La Michna ouvre le traité Avot par cette phrase fondatrice :

« מֹשֶׁה קִבֵּל תּוֹרָה מִסִּינַי, וּמְסָרָהּ לִיהוֹשֻׁעַ »
« Moïse reçut la Torah au Sinaï et la transmit à Josué. » (Avot 1, 1)

Tout est déjà contenu dans ce verbe : transmettre.

Car la Torah écrite ne se suffit pas à elle-même pour déterminer toute la pratique. Que signifie exactement « attacher » les paroles de la Torah sur le bras ? Comment définit-on un « travail » interdit le Chabbat ? Comment applique-t-on concrètement les lois du divorce, du dommage, du mariage ou de la cacherout ?

Le texte écrit donne les mots. La Torah orale en transmet l’interprétation, les règles d'application et les méthodes d'exégèse.

Pendant des siècles, cet enseignement passe de maître à élève. Puis surviennent les guerres, la destruction du Second Temple, les persécutions et la dispersion. Un danger apparaît : si la chaîne se rompt, ce n'est pas seulement une bibliothèque qui disparaît, mais la clef permettant de comprendre et de vivre la Torah.

Quand il fallut sauver la Torah orale

Vers l’an 200, Rabbi Yehouda HaNassi entreprend une œuvre décisive. Prince d’Israël, maître et autorité majeure de son époque, il rassemble et organise les enseignements des Tannaïm.

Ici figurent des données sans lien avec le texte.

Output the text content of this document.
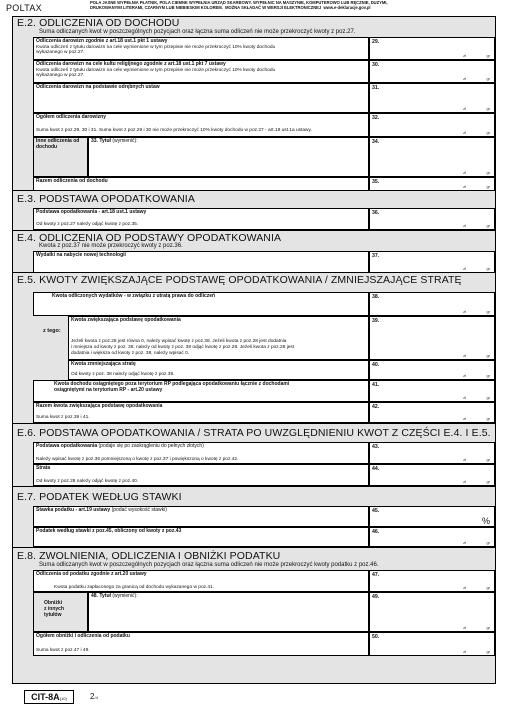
POLTAX
POLA JASNE WYPEŁNIA PŁATNIK, POLA CIEMNE WYPEŁNIA URZĄD SKARBOWY. WYPEŁNIĆ NA MASZYNIE, KOMPUTEROWO LUB RĘCZNIE, DUŻYMI,
DRUKOWANYMI LITERAMI, CZARNYM LUB NIEBIESKIM KOLOREM. MOŻNA SKŁADAĆ W WERSJI ELEKTRONICZNEJ www.e-deklaracje.gov.pl
E.2. ODLICZENIA OD DOCHODU
Suma odliczanych kwot w poszczególnych pozycjach oraz łączna suma odliczeń nie może przekroczyć kwoty z poz.27.
Odliczenia darowizn zgodnie z art.18 ust.1 pkt 1 ustawy
Kwota odliczeń z tytułu darowizn na cele wymienione w tym przepisie nie może przekroczyć 10% kwoty dochodu
wykazanego w poz.27.
29.
zł	gr
Odliczenia darowizn na cele kultu religijnego zgodnie z art.18 ust.1 pkt 7 ustawy
Kwota odliczeń z tytułu darowizn na cele wymienione w tym przepisie nie może przekroczyć 10% kwoty dochodu
wykazanego w poz.27.
30.
zł	gr
Odliczenia darowizn na podstawie odrębnych ustaw	31.
zł	gr
Ogółem odliczenia darowizny
Suma kwot z poz.29, 30 i 31. Suma kwot z poz.29 i 30 nie może przekroczyć 10% kwoty dochodu w poz.27 - art.18 ust.1a ustawy.
32.
zł	gr
Inne odliczenia od
dochodu
33. Tytuł (wymienić):	34.
zł	gr
Razem odliczenia od dochodu	35.
zł	gr
E.3. PODSTAWA OPODATKOWANIA
Podstawa opodatkowania - art.18 ust.1 ustawy
Od kwoty z poz.27 należy odjąć kwotę z poz.35.
36.
zł	gr
E.4. ODLICZENIA OD PODSTAWY OPODATKOWANIA
Kwota z poz.37 nie może przekroczyć kwoty z poz.36.
Wydatki na nabycie nowej technologii	37.
zł	gr
E.5. KWOTY ZWIĘKSZAJĄCE PODSTAWĘ OPODATKOWANIA / ZMNIEJSZAJĄCE STRATĘ
Kwota odliczonych wydatków - w związku z utratą prawa do odliczeń	38.
zł	gr
z tego:
Kwota zwiększająca podstawę opodatkowania
Jeżeli kwota z poz.28 jest równa 0, należy wpisać kwotę z poz.38. Jeżeli kwota z poz.28 jest dodatnia
i mniejsza od kwoty z poz. 38, należy od kwoty z poz. 38 odjąć kwotę z poz.28. Jeżeli kwota z poz.28 jest
dodatnia i większa od kwoty z poz. 38, należy wpisać 0.
39.
zł	gr
Kwota zmniejszająca stratę
Od kwoty z poz. 38 należy odjąć kwotę z poz.39.
40.
zł	gr
Kwota dochodu osiągniętego poza terytorium RP podlegająca opodatkowaniu łącznie z dochodami
osiągniętymi na terytorium RP - art.20 ustawy
41.
zł	gr
Razem kwota zwiększająca podstawę opodatkowania
Suma kwot z poz.39 i 41.
42.
zł	gr
E.6. PODSTAWA OPODATKOWANIA / STRATA PO UWZGLĘDNIENIU KWOT Z CZĘŚCI E.4. I E.5.
Podstawa opodatkowania (podaje się po zaokrągleniu do pełnych złotych)
Należy wpisać kwotę z poz.36 pomniejszoną o kwotę z poz.37 i powiększoną o kwotę z poz.42.
43.
zł	gr
Strata
Od kwoty z poz.28 należy odjąć kwotę z poz.40.
44.
zł	gr
E.7. PODATEK WEDŁUG STAWKI
Stawka podatku - art.19 ustawy (podać wysokość stawki)	45.
%
Podatek według stawki z poz.45, obliczony od kwoty z poz.43	46.
zł	gr
E.8. ZWOLNIENIA, ODLICZENIA I OBNIŻKI PODATKU
Suma odliczanych kwot w poszczególnych pozycjach oraz łączna suma odliczeń nie może przekroczyć kwoty podatku z poz.46.
Odliczenia od podatku zgodnie z art.20 ustawy
Kwota podatku zapłaconego za granicą od dochodu wykazanego w poz.41.
47.
zł	gr
Obniżki
z innych
tytułów
48. Tytuł (wymienić):	49.
zł	gr
Ogółem obniżki i odliczenia od podatku
Suma kwot z poz.47 i 49.
50.
zł	gr
CIT-8A(10)	2/4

Ainsi se fixe la Michna, divisée en six grands ordres.

Le Rambam expliquera des siècles plus tard que Rabbi Yehouda HaNassi agit parce que les élèves se dispersaient, les persécutions s’intensifiaient et qu’il fallait empêcher que la Torah orale ne soit oubliée.

« וְכָתְבוּהוּ כֻּלָּם... כְּדֵי שֶׁלֹּא תִשְׁתַּכַּח תּוֹרָה שֶׁבְּעַל פֶּה מִיִּשְׂרָאֵל »
« Ils l’écrivirent… afin que la Torah orale ne soit pas oubliée d’Israël. » (Introduction au Michné Torah)

Le Talmud lui-même évoque le paradoxe de cette mise par écrit :

« עֵת לַעֲשׂוֹת לַה׳ הֵפֵרוּ תּוֹרָתֶךָ »
« Il est temps d’agir pour l’Éternel ; ils ont enfreint Ta Torah. » (Guitine 60a)

Autrement dit : lorsque la transmission est menacée, il faut parfois modifier sa forme afin d’en sauver le contenu.

Ce n’était pas la fin de la Torah orale. C’était son sauvetage.

Cette chaîne de transmission est développée sur Univers Torah dans le dossier Tora et Transmission.

La Michna est écrite. Mais l’histoire ne fait que commencer

La Michna est d’une concision extrême. Quelques mots peuvent contenir un principe juridique entier. Une formulation apparemment simple peut supposer des distinctions qui avaient été expliquées oralement dans les maisons d’étude.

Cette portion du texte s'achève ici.